When Lyndsi Edgar, CEO of eLuminate Marketing, started her social media marketing agency in her early twenties, she did what most scrappy founders do…

CEO of eLuminate Marketing
She was the strategist, content creator and project manager. She was also the face on every client call.
Business came in through referrals and networking. With Lyndsi doing most of the work, the agency remained lean.
Everything worked for a while, but then life changed.
Lyndsi had kids.
Suddenly, networking mixers and coffee meetings became much tougher. Her schedule tightened up.
Lyndsi tried to keep pushing, but the constant pull of motherhood and meetings made it clear that the agency was too dependent on her.
“I felt like I had to be in every client meeting,” she remembers. “So I had very little time for business development. It all lived in my head. There were no systems.”
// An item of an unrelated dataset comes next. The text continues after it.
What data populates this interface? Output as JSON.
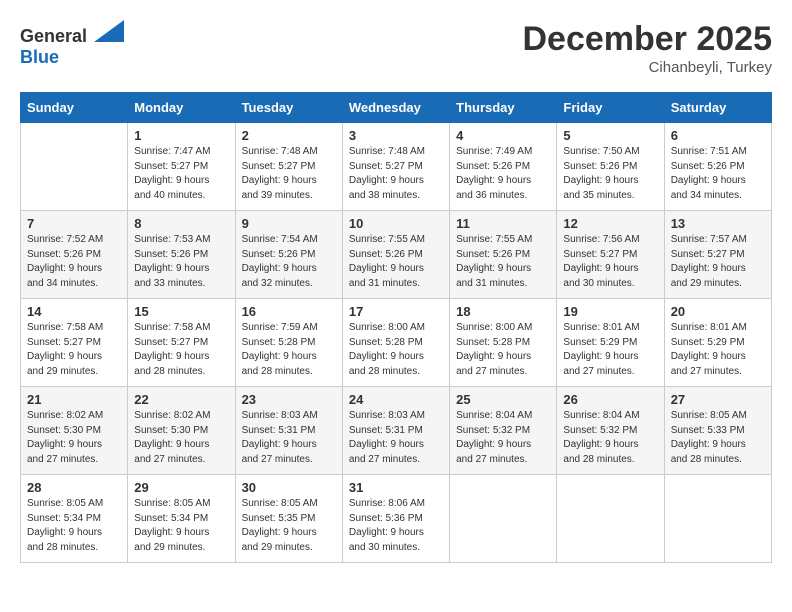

As the referrals slowed and cold outreach became oversaturated, Lyndsi started looking for something more sustainable. She wanted a way to grow the agency without sacrificing time with her family.
That search led her to Predictable Profits.
At the time, Lyndsi was making all her business decisions based on instinct and two questions:
1. Did we make money this month?
2. Did I close a client or two?
Yes, the business saw some growth, but it wasn’t stable.
Lyndsi didn’t have any lead-generation systems or a reliable pipeline. This meant she also didn’t have real control.
“When things got busy, sales efforts were the first to fall by the wayside,” she said. “There was no one else to do it. And I was already maxed out.”
With Predictable Profits, Lyndsi discovered strategies and structure. One of her first shifts was to stop being the business and start building one.
But the biggest unlock?
Delegating the daily sales hustle.
Lyndsi did the opposite. She brought on a virtual assistant. But this hire wasn’t to help close deals. Instead, it ensured daily sales activity never stopped.
Every day now, her VA handles appointment setting, outreach and CRM follow-up. This means Lyndsi can stay focused on strategic sales conversations and closing.
“It was the first time I could step back from the chaos and know we’d still have leads coming in,” she added
Lyndsi paired this with one of Predictable Profits’ non-salesy campaigns — the Market Research Campaign — to engage new prospects without sounding like every other agency.
The result? A more consistent pipeline and qualified calls.
At first, Lyndsi hesitated to implement one of Predictable Profits’ core tools, the CEO Dashboard.
“I remember thinking, ‘I’m too small for this,’” she said. “I don’t have departments or a big team. Why would I need a dashboard with all these tabs?”
But over time, the idea stuck.
So she customized it.
For four months, she refined the metrics, keeping only what was applicable to her agency. By May, she had a version that worked for her business.
Her sales assistant keeps it updated and Lyndsi reviews the data. Now, every decision is based on what the numbers show, rather than what her gut feels.
“It completely changed how I run the business,” she said. “No more guessing.”
These days, Lyndsi’s most powerful milestone isn’t found on a spreadsheet. It happens every weekday afternoon.
At 2:30 p.m., she shuts her laptop and walks to her son’s bus stop.
“After COVID hit, I promised myself that this would be my new reality — and I’ve been there for him ever since.” she said.
That single commitment has shaped how she structures her time, team and agency. Her approach is working.
She’s hit her financial goals. Yet she’s not increased her workload. Lyndsi is simply building better systems.
In fact, she recently took a six-week RV trip with her family. The agency kept running and sales continued.
“My hours were all over the place — sometimes I’d hike in the morning and work later in the day — and the business is still growing,” she said.
Looking back, Lyndsi admits she underestimated the value of structure early on.
“I thought I was too small to do any of this,” she emphasized. “But once I started treating my business like a business — with systems, metrics and a team — everything changed.”
Today, her agency is growing. Her team is also thriving. And she’s doing it all without compromising what matters most.
“I realize now that through processes and having the right team in place, you can hit your financial goals and still have that time flexibility,” she said.